Le souvenir, l’odeur, le passé sont plus présents que le présent. Et ils l’empêchent d’être heureuse. Parfois même, ils lui font peur. L’odeur lui fait peur.
Leurs passés sont liés.

Ce papillon peut-il avoir été une de ces chenilles ?
Comment une larve ne sachant que ramper peut-elle s’être transformée en une créature capable de voler si haut, de se rapprocher si près des anges ?
Comment une chenille aussi laide, aussi méchante peut-elle être devenue ce prince qui la séduit et qu’elle aime ? Qu’elle aime car il lui donne tout ce qu’elle désire et ne prend que ce qui lui est nécessaire, que ce qu’elle veut bien lui offrir… jamais plus.

Quand elle lui montre par un frémissement qu’elle n’est pas prête à être butinée, il reste à ses côtés, déploit ses ailes comme un éventail, les secoue doucement de haut en bas et une douce bise la caresse. Sans qu’il ne la touche, elle sent cette caresse jusqu’au bout de ses racines, jusqu’à ses plus petites radicelles.

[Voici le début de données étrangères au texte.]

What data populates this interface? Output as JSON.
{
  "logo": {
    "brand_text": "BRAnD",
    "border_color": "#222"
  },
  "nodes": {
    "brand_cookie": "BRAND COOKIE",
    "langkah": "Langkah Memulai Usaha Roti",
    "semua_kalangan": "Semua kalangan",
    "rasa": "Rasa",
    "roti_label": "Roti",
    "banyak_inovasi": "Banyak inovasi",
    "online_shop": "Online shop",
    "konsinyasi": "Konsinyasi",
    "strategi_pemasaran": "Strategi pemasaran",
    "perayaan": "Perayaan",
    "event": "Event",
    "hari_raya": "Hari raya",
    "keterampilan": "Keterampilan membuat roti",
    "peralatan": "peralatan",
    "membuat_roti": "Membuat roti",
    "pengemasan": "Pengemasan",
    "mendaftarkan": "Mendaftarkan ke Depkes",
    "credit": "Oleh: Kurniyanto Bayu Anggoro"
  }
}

Est-ce possible ? Peut-on changer à ce point ?
Que reste-t-il de la chenille dans ce papillon ?
Et les papillons, ne se re-transforment-ils pas en chenilles ?
Ne peut-il pas lui aussi, plus tard, redevenir cette chenille, la faire souffrir ?
L’amour n’est-il pas lui-même une autre forme de souffrance, plus subtile mais plus profonde ?
Pourra-t-elle aimer un jour sans souffrir ?
Mérite-t-elle tout l’amour qu’il lui offre ?

Trop de questions hantent son esprit de fleur !

Et le papillon aime l’orchidée blanche.
La toute première fois qu’il a franchi le col, il n’en a pas cru ses yeux. Jamais il n’a vu un tel paysage.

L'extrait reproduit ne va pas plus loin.